Ici, l’annexe était expressément envisagée par une clause de renvoi dans les conditions particulières du contrat signées par l’assuré. Sans nul doute, l’annexe faisait bien partie du contrat d’assurance. Concernant le contrôle formel, les juges prennent ensuite le soin de relever qu’un retrait de texte permettait « d’en prendre connaissance d’un seul coup d’œil » et que les caractères étaient également « très apparents ». Sur le fond, la clause ne soulevait guère plus de difficultés, car  « il est facilement compréhensible de se rendre compte de ce que peut être un dommage causé par l’amiante ».

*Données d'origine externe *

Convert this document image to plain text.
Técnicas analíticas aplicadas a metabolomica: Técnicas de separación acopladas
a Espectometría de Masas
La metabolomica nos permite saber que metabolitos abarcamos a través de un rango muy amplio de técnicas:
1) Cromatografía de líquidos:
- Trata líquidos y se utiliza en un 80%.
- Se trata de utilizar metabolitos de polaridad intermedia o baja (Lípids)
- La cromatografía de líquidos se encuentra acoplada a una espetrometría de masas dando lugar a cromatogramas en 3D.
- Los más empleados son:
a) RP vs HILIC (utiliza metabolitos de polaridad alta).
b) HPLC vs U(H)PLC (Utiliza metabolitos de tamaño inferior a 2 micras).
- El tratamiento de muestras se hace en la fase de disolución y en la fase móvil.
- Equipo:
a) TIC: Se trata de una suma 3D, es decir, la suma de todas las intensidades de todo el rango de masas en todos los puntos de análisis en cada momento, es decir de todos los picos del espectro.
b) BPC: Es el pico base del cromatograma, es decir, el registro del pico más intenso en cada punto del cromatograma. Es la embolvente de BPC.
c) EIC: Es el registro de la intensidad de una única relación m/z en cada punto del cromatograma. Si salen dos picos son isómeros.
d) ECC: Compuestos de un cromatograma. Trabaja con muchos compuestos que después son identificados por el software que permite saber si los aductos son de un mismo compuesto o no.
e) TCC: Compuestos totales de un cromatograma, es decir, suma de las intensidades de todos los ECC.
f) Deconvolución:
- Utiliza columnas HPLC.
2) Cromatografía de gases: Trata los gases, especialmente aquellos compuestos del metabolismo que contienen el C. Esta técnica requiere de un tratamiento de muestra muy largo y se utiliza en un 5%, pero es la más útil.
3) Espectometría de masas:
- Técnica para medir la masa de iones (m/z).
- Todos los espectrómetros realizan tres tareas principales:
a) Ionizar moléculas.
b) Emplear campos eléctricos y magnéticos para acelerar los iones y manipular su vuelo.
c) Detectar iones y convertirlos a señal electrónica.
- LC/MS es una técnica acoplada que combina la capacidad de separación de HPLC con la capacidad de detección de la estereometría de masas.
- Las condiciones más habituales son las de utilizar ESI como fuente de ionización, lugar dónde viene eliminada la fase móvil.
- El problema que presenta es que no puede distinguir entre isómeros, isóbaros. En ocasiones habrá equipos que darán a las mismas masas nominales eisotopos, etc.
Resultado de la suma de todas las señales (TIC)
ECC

Au-delà de l’arrêt, c’est bien l’appréciation du caractère « formel et limité » de la clause d’exclusion qui fait l’objet, ces dernières années, de deux conceptions différentes.  Ainsi, la première, purement formelle et objective, conforme à la lettre de l’article L. 113-1 du Code des assurances, estime que seuls des « critères précis » et « des hypothèses limitativement énumérées » sont à même de valider la clause d’exclusion (V. obs. F. Patris, LEDA  2012, n°10, comm. 152). La seconde, que l’on pourrait qualifier de subjective, privilégie une analyse au cas par cas afin de rechercher si l’assuré avait ou n’avait pas concrètement la possibilité de percevoir l’exclusion (en ce sens H. Groutel, Tr. du contrat d’ass. Terr., éd. Litec, 2008, n° 508). Or, si les juges du fond sont de plus en plus sensibles à cette seconde conception, la Cour de cassation s’en tient, pour l’instant majoritairement, à une appréciation formelle de la rédaction de la clause. On connait ainsi le sort réservé aux clauses excluant les dommages pour « défaut d’entretien » d’un immeuble en copropriété (Cass. 2e civ., 6 oct. 2011, n° 10-10001, www.actuassurance.com 2011, note M. Robineau ), ou encore pour défaut de réparation caractérisé et connu de l’assuré dès lors que ces clauses ne se réfèrent pas à des critères précis et à des hypothèses limitativement énumérées (Cass. 3e civ., 26 sept. 2012, n° 11-19117 ; Cass. 2e civ., 12 déc. 2013, n° 12-25777 et 12-29862, LEDA 2013, n° 2,  p. 2, note A. Astegiano-La Rizza).

A notre sens, la vision des juridictions du fond doit pourtant être approuvée, car, si, bien évidemment, il est nécessaire que l’assuré sache exactement dans quels cas et conditions il n'est pas garanti, l’assureur n’a, néanmoins, pas à prendre en charge des dommages trouvant leur origine dans un manquement caractérisé et parfaitement connu de sa part.